The published data indicates that pro-position narcissism (when the narcissist thinks he does not have a problem) is difficult, if not impossible, to cure. The best way for a lawyer to deal with a narcissist is to understand the characteristics and avoid taking the behavior personally.

Self-Diagnosis

Lawyers reading this article who suspect they may have narcissistic tendencies should consider what they want to do about it. As with any psychiatric disorder, the issue becomes how badly patients want to change.

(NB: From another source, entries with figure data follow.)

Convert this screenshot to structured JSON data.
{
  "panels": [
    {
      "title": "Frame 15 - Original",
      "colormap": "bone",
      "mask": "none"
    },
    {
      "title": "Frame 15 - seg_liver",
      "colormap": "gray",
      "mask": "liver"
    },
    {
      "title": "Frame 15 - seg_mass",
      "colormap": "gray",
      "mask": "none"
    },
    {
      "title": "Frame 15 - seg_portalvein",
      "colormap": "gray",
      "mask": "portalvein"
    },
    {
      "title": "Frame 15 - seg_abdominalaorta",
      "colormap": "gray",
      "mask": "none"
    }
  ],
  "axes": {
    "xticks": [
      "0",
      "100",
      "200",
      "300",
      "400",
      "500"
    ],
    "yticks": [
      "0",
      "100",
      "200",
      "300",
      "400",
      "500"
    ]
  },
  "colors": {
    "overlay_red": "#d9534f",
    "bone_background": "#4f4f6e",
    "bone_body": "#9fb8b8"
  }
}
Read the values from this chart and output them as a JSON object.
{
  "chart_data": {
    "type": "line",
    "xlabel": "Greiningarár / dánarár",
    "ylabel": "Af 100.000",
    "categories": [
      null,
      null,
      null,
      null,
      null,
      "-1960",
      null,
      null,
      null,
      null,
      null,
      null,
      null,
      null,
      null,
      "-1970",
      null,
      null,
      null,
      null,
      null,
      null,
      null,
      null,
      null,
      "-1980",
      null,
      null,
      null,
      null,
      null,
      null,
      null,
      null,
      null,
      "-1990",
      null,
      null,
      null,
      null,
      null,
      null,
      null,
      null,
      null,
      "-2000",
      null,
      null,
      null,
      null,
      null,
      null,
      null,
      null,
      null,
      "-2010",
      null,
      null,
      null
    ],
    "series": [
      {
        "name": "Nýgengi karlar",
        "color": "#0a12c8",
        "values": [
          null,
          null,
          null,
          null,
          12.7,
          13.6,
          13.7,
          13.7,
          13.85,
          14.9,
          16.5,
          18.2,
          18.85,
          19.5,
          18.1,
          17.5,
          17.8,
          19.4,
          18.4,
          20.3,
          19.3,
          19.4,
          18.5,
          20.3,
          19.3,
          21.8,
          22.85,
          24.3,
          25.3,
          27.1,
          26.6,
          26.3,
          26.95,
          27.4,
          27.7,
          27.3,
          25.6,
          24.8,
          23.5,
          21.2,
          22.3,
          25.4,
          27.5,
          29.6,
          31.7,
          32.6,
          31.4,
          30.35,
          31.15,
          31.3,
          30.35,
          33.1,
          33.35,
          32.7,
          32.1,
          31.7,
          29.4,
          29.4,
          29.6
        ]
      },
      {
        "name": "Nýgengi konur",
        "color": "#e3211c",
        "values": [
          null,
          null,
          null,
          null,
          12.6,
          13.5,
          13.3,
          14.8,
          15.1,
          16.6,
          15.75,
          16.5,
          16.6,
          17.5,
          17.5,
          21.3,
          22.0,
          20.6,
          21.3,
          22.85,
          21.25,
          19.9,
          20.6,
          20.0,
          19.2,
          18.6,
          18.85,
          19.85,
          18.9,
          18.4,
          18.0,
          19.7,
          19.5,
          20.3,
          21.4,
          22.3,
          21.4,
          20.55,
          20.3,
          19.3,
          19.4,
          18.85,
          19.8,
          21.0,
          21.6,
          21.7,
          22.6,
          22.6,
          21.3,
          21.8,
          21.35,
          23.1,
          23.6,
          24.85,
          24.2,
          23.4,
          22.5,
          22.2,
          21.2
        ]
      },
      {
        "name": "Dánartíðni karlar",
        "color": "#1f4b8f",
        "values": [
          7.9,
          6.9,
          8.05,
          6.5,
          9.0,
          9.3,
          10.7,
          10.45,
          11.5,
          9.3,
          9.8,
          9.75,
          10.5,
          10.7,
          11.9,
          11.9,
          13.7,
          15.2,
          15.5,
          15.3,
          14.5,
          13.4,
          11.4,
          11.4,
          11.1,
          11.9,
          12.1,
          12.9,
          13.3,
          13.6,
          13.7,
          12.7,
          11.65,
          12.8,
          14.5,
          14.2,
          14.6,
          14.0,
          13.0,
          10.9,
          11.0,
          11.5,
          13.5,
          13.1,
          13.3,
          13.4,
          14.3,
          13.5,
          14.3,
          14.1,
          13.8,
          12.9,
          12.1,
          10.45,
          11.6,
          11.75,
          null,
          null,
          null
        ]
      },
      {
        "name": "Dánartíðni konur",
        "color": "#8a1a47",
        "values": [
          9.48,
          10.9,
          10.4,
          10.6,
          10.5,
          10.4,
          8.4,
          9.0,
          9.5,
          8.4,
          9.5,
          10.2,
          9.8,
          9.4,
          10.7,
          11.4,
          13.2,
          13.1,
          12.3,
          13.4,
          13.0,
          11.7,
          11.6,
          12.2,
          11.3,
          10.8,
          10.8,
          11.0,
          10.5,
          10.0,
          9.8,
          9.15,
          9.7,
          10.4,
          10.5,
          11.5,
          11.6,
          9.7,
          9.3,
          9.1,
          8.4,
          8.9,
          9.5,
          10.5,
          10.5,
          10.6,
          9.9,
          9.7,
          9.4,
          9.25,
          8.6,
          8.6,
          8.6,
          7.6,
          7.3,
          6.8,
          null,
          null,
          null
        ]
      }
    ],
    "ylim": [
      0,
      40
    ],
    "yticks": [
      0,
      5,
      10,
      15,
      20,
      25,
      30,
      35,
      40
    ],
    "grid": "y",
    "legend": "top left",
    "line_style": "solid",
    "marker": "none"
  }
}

Attorneys who want to change can start becoming aware when conversations turn to them. Listening is an essential skill. Learning to listen can be as easy as repeating back a few words the other person (judge or opponent) has said to indicate that the message has been received.

The greatest paradox of narcissism is that some aspects are not good or bad but simply part of a unique personality. Narcissistic behavior is destructive when it hurts those a lawyer loves or with whom a lawyer works.